Andere unterscheiden nach den Gründen:
b) BR-Mitglied nennt keine Gründe: Hier läge immer ein Grund vor, an der pflichtgemäßen Entscheidung zu zweifeln, sodass diese Stimmen empfehlen, aktiv den Hinderungsgrund zu erfragen. Wenn kein Ersatzmitglied geladen werden soll, sollte der/die BR-Vorsitzende ihre/seine Entscheidung möglichst genau dokumentieren und dies zu Protokoll nehmen.
c) BR-Mitglied nennt Verhinderungsgrund, der sicher keiner ist (z.B. “Hab keinen Bock”): Hier wird empfohlen, die konkreten Anhaltspunkte, die beim BR-Vorsitzenden dazu führen, dass er von einem in Wahrheit nicht vorliegenden Verhinderungsgrund ausgeht, näher darzulegen und zu dokumentieren und das ins Protokoll aufzunehmen. Siehe LAG-Hamm-Fall.
d) BR-Mitglied nennt “wasserdichten” Verhinderungsgrund (z.B. Krankheit): BR-V darf sich (weiterhin) darauf verlassen, dass dieser Grund tatsächlich vorliegt. Er muss keine Nachforschungen anstellen (sich z.B. die AU-Bescheinigung zeigen lassen). Die Gründe sollten aber wieder ganz genau dokumentiert werden! Wenn der BR-V allerdings Zweifel hat, gilt wieder das oben Gesagte: Dann sollten Nachforschungen angestellt und alles ganz genau dokumentiert werden (besonders wichtig, wenn er sich gegen eine Nachladung entscheidet).

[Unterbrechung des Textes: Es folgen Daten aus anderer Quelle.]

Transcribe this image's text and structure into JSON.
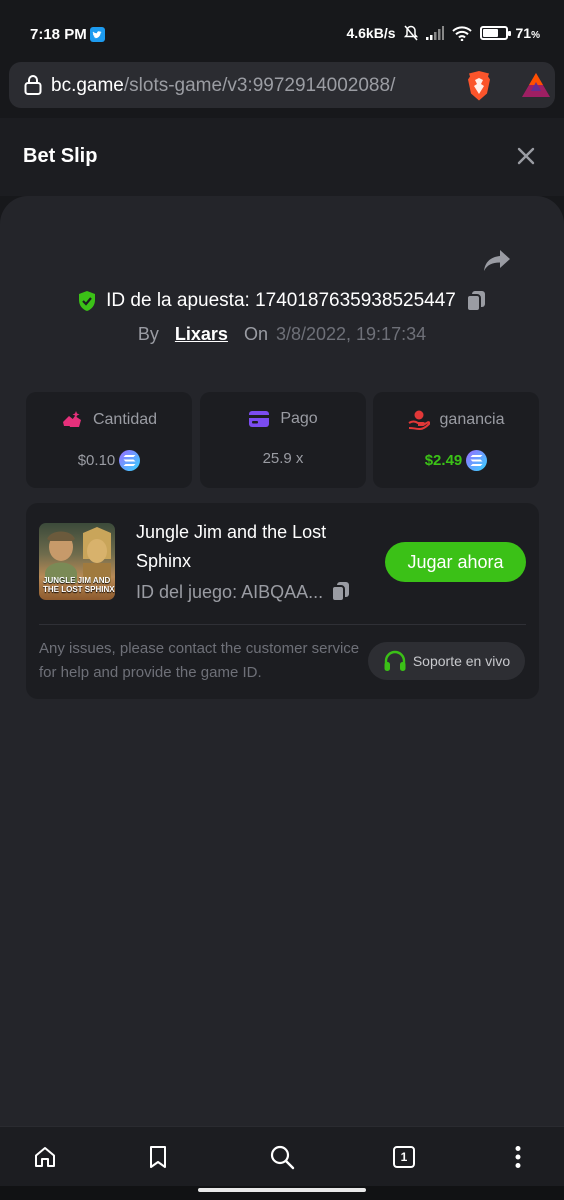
{
  "status_bar": {
    "time": "7:18 PM",
    "network_speed": "4.6kB/s",
    "battery": "71",
    "battery_level": 0.71
  },
  "browser": {
    "url_host": "bc.game",
    "url_path": "/slots-game/v3:9972914002088/"
  },
  "header": {
    "title": "Bet Slip"
  },
  "bet": {
    "id_label": "ID de la apuesta: 1740187635938525447",
    "by_label": "By",
    "user": "Lixars",
    "on_label": "On",
    "date": "3/8/2022, 19:17:34"
  },
  "stats": {
    "amount_label": "Cantidad",
    "amount_value": "$0.10",
    "payout_label": "Pago",
    "payout_value": "25.9 x",
    "profit_label": "ganancia",
    "profit_value": "$2.49"
  },
  "game": {
    "name": "Jungle Jim and the Lost Sphinx",
    "id_label": "ID del juego: AIBQAA...",
    "thumb_text": "JUNGLE JIM AND THE LOST SPHINX",
    "play_label": "Jugar ahora",
    "notice": "Any issues, please contact the customer service for help and provide the game ID.",
    "support_label": "Soporte en vivo"
  },
  "bottom_nav": {
    "tabs_count": "1"
  },
  "colors": {
    "accent_green": "#3bc117",
    "panel": "#24252a",
    "card": "#1c1d21"
  }
}
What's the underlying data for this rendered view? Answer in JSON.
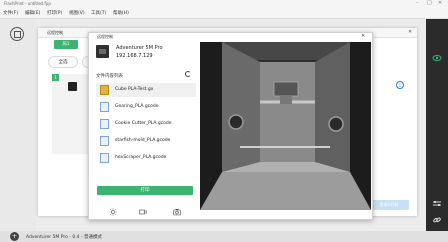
{
  "app": {
    "title": "FlashPrint - untitled.fpp",
    "window_controls": [
      "–",
      "□",
      "✕"
    ]
  },
  "menu": [
    "文件(F)",
    "编辑(E)",
    "打印(P)",
    "视图(V)",
    "工具(T)",
    "帮助(H)"
  ],
  "background_dialog": {
    "title": "远程控制",
    "tab": "局1",
    "select_label": "全选",
    "card_tag": "1",
    "send_button": "发送G代码"
  },
  "dialog": {
    "title": "远程控制",
    "printer_name": "Adventurer 5M Pro",
    "printer_ip": "192.168.7.129",
    "file_list_title": "文件内容列表",
    "files": [
      {
        "name": "Cube PLA-Test.gx",
        "thumb": "cube",
        "selected": true
      },
      {
        "name": "Gearing_PLA.gcode",
        "thumb": "doc",
        "selected": false
      },
      {
        "name": "Cookie Cutter_PLA.gcode",
        "thumb": "doc",
        "selected": false
      },
      {
        "name": "starfish-mold_PLA.gcode",
        "thumb": "doc",
        "selected": false
      },
      {
        "name": "hexScraper_PLA.gcode",
        "thumb": "doc",
        "selected": false
      }
    ],
    "print_button": "打印",
    "controls": [
      "light-icon",
      "camera-icon",
      "snapshot-icon"
    ]
  },
  "status_bar": {
    "text": "Adventurer 5M Pro - 0.4 - 普通模式"
  },
  "colors": {
    "accent_green": "#3cb371",
    "right_bar": "#2b2b2b",
    "info_blue": "#2a7ae2"
  }
}
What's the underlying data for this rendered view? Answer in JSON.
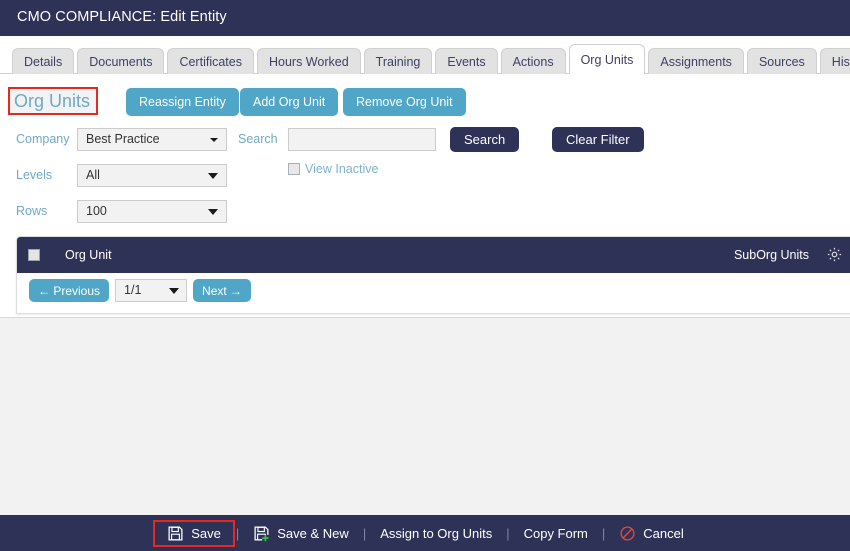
{
  "window": {
    "title": "CMO COMPLIANCE: Edit Entity"
  },
  "tabs": [
    {
      "label": "Details",
      "active": false
    },
    {
      "label": "Documents",
      "active": false
    },
    {
      "label": "Certificates",
      "active": false
    },
    {
      "label": "Hours Worked",
      "active": false
    },
    {
      "label": "Training",
      "active": false
    },
    {
      "label": "Events",
      "active": false
    },
    {
      "label": "Actions",
      "active": false
    },
    {
      "label": "Org Units",
      "active": true
    },
    {
      "label": "Assignments",
      "active": false
    },
    {
      "label": "Sources",
      "active": false
    },
    {
      "label": "History",
      "active": false
    }
  ],
  "section": {
    "heading": "Org Units",
    "heading_highlighted": true,
    "actions": {
      "reassign_entity": "Reassign Entity",
      "add_org_unit": "Add Org Unit",
      "remove_org_unit": "Remove Org Unit"
    }
  },
  "filters": {
    "company": {
      "label": "Company",
      "value": "Best Practice"
    },
    "levels": {
      "label": "Levels",
      "value": "All"
    },
    "rows": {
      "label": "Rows",
      "value": "100"
    },
    "search": {
      "label": "Search",
      "value": "",
      "placeholder": ""
    },
    "view_inactive": {
      "label": "View Inactive",
      "checked": false
    },
    "search_button": "Search",
    "clear_filter_button": "Clear Filter"
  },
  "grid": {
    "columns": {
      "org_unit": "Org Unit",
      "suborg_units": "SubOrg Units"
    },
    "select_all_checked": false,
    "settings_icon": "gear-icon",
    "rows": [],
    "pager": {
      "previous": "← Previous",
      "page_value": "1/1",
      "next": "Next →"
    }
  },
  "footer": {
    "items": [
      {
        "label": "Save",
        "icon": "floppy-disk-icon",
        "highlighted": true
      },
      {
        "label": "Save & New",
        "icon": "floppy-disk-plus-icon",
        "highlighted": false
      },
      {
        "label": "Assign to Org Units",
        "icon": "none",
        "highlighted": false
      },
      {
        "label": "Copy Form",
        "icon": "none",
        "highlighted": false
      },
      {
        "label": "Cancel",
        "icon": "no-entry-icon",
        "highlighted": false
      }
    ],
    "separator": "|"
  },
  "colors": {
    "navy": "#2e3256",
    "teal": "#4fa6c6",
    "heading_blue": "#6fa9c4",
    "label_blue": "#6fa9c4",
    "highlight_red": "#e8281e",
    "page_background": "#f2f2f2"
  }
}
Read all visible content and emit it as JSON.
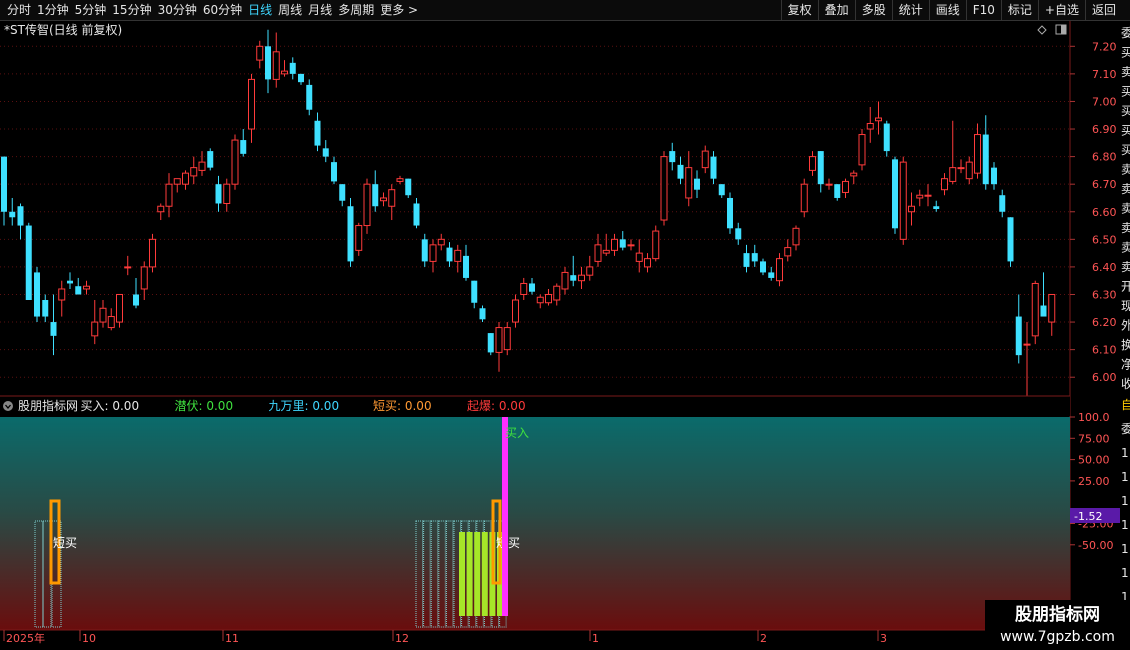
{
  "toolbar": {
    "tabs": [
      "分时",
      "1分钟",
      "5分钟",
      "15分钟",
      "30分钟",
      "60分钟",
      "日线",
      "周线",
      "月线",
      "多周期",
      "更多 >"
    ],
    "active_tab": "日线",
    "tools": [
      "复权",
      "叠加",
      "多股",
      "统计",
      "画线",
      "F10",
      "标记",
      "+自选",
      "返回"
    ]
  },
  "main_title": "*ST传智(日线 前复权)",
  "indicator_header": [
    {
      "text": "股朋指标网",
      "color": "#e6e6e6"
    },
    {
      "text": "买入: 0.00",
      "color": "#e6e6e6"
    },
    {
      "text": "潜伏: 0.00",
      "color": "#3fe03f"
    },
    {
      "text": "九万里: 0.00",
      "color": "#3fd7ff"
    },
    {
      "text": "短买: 0.00",
      "color": "#ff9933"
    },
    {
      "text": "起爆: 0.00",
      "color": "#ff3b3b"
    }
  ],
  "price_axis": [
    "7.20",
    "7.10",
    "7.00",
    "6.90",
    "6.80",
    "6.70",
    "6.60",
    "6.50",
    "6.40",
    "6.30",
    "6.20",
    "6.10",
    "6.00"
  ],
  "indicator_axis": [
    "100.0",
    "75.00",
    "50.00",
    "25.00",
    "-25.00",
    "-50.00"
  ],
  "current_value": "-1.52",
  "date_axis": [
    "2025年",
    "10",
    "11",
    "12",
    "1",
    "2",
    "3"
  ],
  "annotations": {
    "short_buy": "短买",
    "buy": "买入"
  },
  "right_strip_chars": [
    "委",
    "买",
    "卖",
    "买",
    "买",
    "买",
    "买",
    "卖",
    "卖",
    "卖",
    "卖",
    "卖",
    "卖",
    "开",
    "现",
    "外",
    "换",
    "净",
    "收"
  ],
  "right_strip_bottom": [
    "自",
    "委",
    "1",
    "1",
    "1",
    "1",
    "1",
    "1",
    "1"
  ],
  "watermark": {
    "line1": "股朋指标网",
    "line2": "www.7gpzb.com"
  },
  "colors": {
    "up": "#ff3b3b",
    "down": "#3fe0ff",
    "buy_bar": "#ff2fff",
    "short_bar": "#ff9900",
    "green_bar": "#a6e628"
  },
  "chart_data": {
    "type": "candlestick",
    "ylim": [
      5.95,
      7.27
    ],
    "candles": [
      [
        6.8,
        6.8,
        6.55,
        6.6
      ],
      [
        6.6,
        6.65,
        6.55,
        6.58
      ],
      [
        6.62,
        6.63,
        6.5,
        6.55
      ],
      [
        6.55,
        6.56,
        6.28,
        6.28
      ],
      [
        6.38,
        6.4,
        6.2,
        6.22
      ],
      [
        6.28,
        6.3,
        6.2,
        6.22
      ],
      [
        6.2,
        6.3,
        6.08,
        6.15
      ],
      [
        6.28,
        6.35,
        6.22,
        6.32
      ],
      [
        6.35,
        6.38,
        6.32,
        6.34
      ],
      [
        6.33,
        6.36,
        6.3,
        6.3
      ],
      [
        6.32,
        6.35,
        6.3,
        6.33
      ],
      [
        6.15,
        6.28,
        6.12,
        6.2
      ],
      [
        6.2,
        6.28,
        6.18,
        6.25
      ],
      [
        6.18,
        6.25,
        6.17,
        6.22
      ],
      [
        6.2,
        6.3,
        6.18,
        6.3
      ],
      [
        6.4,
        6.44,
        6.37,
        6.4
      ],
      [
        6.3,
        6.36,
        6.25,
        6.26
      ],
      [
        6.32,
        6.42,
        6.28,
        6.4
      ],
      [
        6.4,
        6.52,
        6.38,
        6.5
      ],
      [
        6.6,
        6.63,
        6.57,
        6.62
      ],
      [
        6.62,
        6.74,
        6.58,
        6.7
      ],
      [
        6.7,
        6.72,
        6.67,
        6.72
      ],
      [
        6.7,
        6.75,
        6.68,
        6.74
      ],
      [
        6.73,
        6.8,
        6.7,
        6.76
      ],
      [
        6.75,
        6.82,
        6.73,
        6.78
      ],
      [
        6.82,
        6.83,
        6.75,
        6.76
      ],
      [
        6.7,
        6.73,
        6.6,
        6.63
      ],
      [
        6.63,
        6.72,
        6.6,
        6.7
      ],
      [
        6.7,
        6.88,
        6.68,
        6.86
      ],
      [
        6.86,
        6.9,
        6.8,
        6.81
      ],
      [
        6.9,
        7.1,
        6.85,
        7.08
      ],
      [
        7.15,
        7.22,
        7.12,
        7.2
      ],
      [
        7.2,
        7.26,
        7.03,
        7.08
      ],
      [
        7.08,
        7.25,
        7.05,
        7.18
      ],
      [
        7.1,
        7.15,
        7.09,
        7.11
      ],
      [
        7.14,
        7.16,
        7.08,
        7.1
      ],
      [
        7.1,
        7.1,
        7.06,
        7.07
      ],
      [
        7.06,
        7.08,
        6.95,
        6.97
      ],
      [
        6.93,
        6.96,
        6.82,
        6.84
      ],
      [
        6.83,
        6.86,
        6.78,
        6.8
      ],
      [
        6.78,
        6.8,
        6.7,
        6.71
      ],
      [
        6.7,
        6.7,
        6.62,
        6.64
      ],
      [
        6.62,
        6.65,
        6.4,
        6.42
      ],
      [
        6.46,
        6.56,
        6.44,
        6.55
      ],
      [
        6.55,
        6.72,
        6.52,
        6.7
      ],
      [
        6.7,
        6.75,
        6.6,
        6.62
      ],
      [
        6.64,
        6.67,
        6.62,
        6.65
      ],
      [
        6.62,
        6.7,
        6.57,
        6.68
      ],
      [
        6.71,
        6.73,
        6.7,
        6.72
      ],
      [
        6.72,
        6.72,
        6.65,
        6.66
      ],
      [
        6.63,
        6.65,
        6.54,
        6.55
      ],
      [
        6.5,
        6.52,
        6.4,
        6.42
      ],
      [
        6.42,
        6.5,
        6.38,
        6.48
      ],
      [
        6.48,
        6.52,
        6.46,
        6.5
      ],
      [
        6.47,
        6.49,
        6.4,
        6.42
      ],
      [
        6.42,
        6.48,
        6.38,
        6.46
      ],
      [
        6.44,
        6.48,
        6.35,
        6.36
      ],
      [
        6.35,
        6.35,
        6.25,
        6.27
      ],
      [
        6.25,
        6.26,
        6.2,
        6.21
      ],
      [
        6.16,
        6.16,
        6.08,
        6.09
      ],
      [
        6.09,
        6.2,
        6.02,
        6.18
      ],
      [
        6.1,
        6.2,
        6.08,
        6.18
      ],
      [
        6.2,
        6.3,
        6.18,
        6.28
      ],
      [
        6.3,
        6.36,
        6.28,
        6.34
      ],
      [
        6.34,
        6.36,
        6.3,
        6.31
      ],
      [
        6.27,
        6.3,
        6.25,
        6.29
      ],
      [
        6.27,
        6.32,
        6.26,
        6.3
      ],
      [
        6.28,
        6.34,
        6.26,
        6.33
      ],
      [
        6.32,
        6.4,
        6.3,
        6.38
      ],
      [
        6.37,
        6.44,
        6.33,
        6.35
      ],
      [
        6.35,
        6.4,
        6.32,
        6.37
      ],
      [
        6.37,
        6.44,
        6.35,
        6.4
      ],
      [
        6.42,
        6.52,
        6.4,
        6.48
      ],
      [
        6.45,
        6.52,
        6.44,
        6.46
      ],
      [
        6.46,
        6.52,
        6.44,
        6.5
      ],
      [
        6.5,
        6.53,
        6.46,
        6.47
      ],
      [
        6.48,
        6.5,
        6.46,
        6.48
      ],
      [
        6.42,
        6.5,
        6.38,
        6.45
      ],
      [
        6.4,
        6.45,
        6.38,
        6.43
      ],
      [
        6.43,
        6.55,
        6.42,
        6.53
      ],
      [
        6.57,
        6.82,
        6.55,
        6.8
      ],
      [
        6.82,
        6.85,
        6.75,
        6.78
      ],
      [
        6.77,
        6.8,
        6.7,
        6.72
      ],
      [
        6.65,
        6.82,
        6.62,
        6.76
      ],
      [
        6.72,
        6.75,
        6.65,
        6.68
      ],
      [
        6.76,
        6.84,
        6.74,
        6.82
      ],
      [
        6.8,
        6.82,
        6.7,
        6.72
      ],
      [
        6.7,
        6.7,
        6.65,
        6.66
      ],
      [
        6.65,
        6.67,
        6.52,
        6.54
      ],
      [
        6.54,
        6.56,
        6.48,
        6.5
      ],
      [
        6.45,
        6.48,
        6.38,
        6.4
      ],
      [
        6.45,
        6.48,
        6.4,
        6.42
      ],
      [
        6.42,
        6.43,
        6.37,
        6.38
      ],
      [
        6.38,
        6.4,
        6.35,
        6.36
      ],
      [
        6.35,
        6.45,
        6.33,
        6.43
      ],
      [
        6.44,
        6.5,
        6.42,
        6.47
      ],
      [
        6.48,
        6.55,
        6.46,
        6.54
      ],
      [
        6.6,
        6.72,
        6.58,
        6.7
      ],
      [
        6.75,
        6.82,
        6.73,
        6.8
      ],
      [
        6.82,
        6.82,
        6.67,
        6.7
      ],
      [
        6.7,
        6.72,
        6.68,
        6.7
      ],
      [
        6.7,
        6.7,
        6.64,
        6.65
      ],
      [
        6.67,
        6.72,
        6.65,
        6.71
      ],
      [
        6.73,
        6.75,
        6.7,
        6.74
      ],
      [
        6.77,
        6.9,
        6.75,
        6.88
      ],
      [
        6.9,
        6.98,
        6.85,
        6.92
      ],
      [
        6.93,
        7.0,
        6.88,
        6.94
      ],
      [
        6.92,
        6.93,
        6.8,
        6.82
      ],
      [
        6.79,
        6.8,
        6.52,
        6.54
      ],
      [
        6.5,
        6.8,
        6.48,
        6.78
      ],
      [
        6.6,
        6.67,
        6.55,
        6.62
      ],
      [
        6.65,
        6.68,
        6.62,
        6.66
      ],
      [
        6.66,
        6.7,
        6.62,
        6.66
      ],
      [
        6.62,
        6.64,
        6.6,
        6.61
      ],
      [
        6.68,
        6.74,
        6.66,
        6.72
      ],
      [
        6.71,
        6.93,
        6.7,
        6.76
      ],
      [
        6.76,
        6.79,
        6.74,
        6.76
      ],
      [
        6.72,
        6.8,
        6.7,
        6.78
      ],
      [
        6.74,
        6.92,
        6.72,
        6.88
      ],
      [
        6.88,
        6.95,
        6.68,
        6.7
      ],
      [
        6.76,
        6.78,
        6.68,
        6.7
      ],
      [
        6.66,
        6.68,
        6.58,
        6.6
      ],
      [
        6.58,
        6.58,
        6.4,
        6.42
      ],
      [
        6.22,
        6.3,
        6.05,
        6.08
      ],
      [
        6.12,
        6.2,
        5.92,
        6.12
      ],
      [
        6.15,
        6.35,
        6.12,
        6.34
      ],
      [
        6.26,
        6.38,
        6.24,
        6.22
      ],
      [
        6.2,
        6.3,
        6.15,
        6.3
      ]
    ]
  }
}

e) Allgemeine Empfehlung: Man regelt allgemein die Pflicht, sich mittels Formular abzumelden. Auf diesem Formular könnte man die “anerkannten” Verhinderungsgründe zum Ankreuzen vorgeben. Ganz wichtig wäre dann die Möglichkeit, dass das Betriebsratsmitglied angibt, die bestehende Pflichtenkollision zwischen Amtspflicht und Arbeitspflicht gesehen zu haben (und es sich gleichwohl unter Wahrung der von ihm eingegangenen Verpflichtung zur gewissenhaften Amtsführung ordnungsgemäß dazu entschieden hat, die Arbeit zu erbringen). Dieses Formular sollte dann entsprechend in der nächsten Betriebsratssitzung zu Protokoll genommen werden.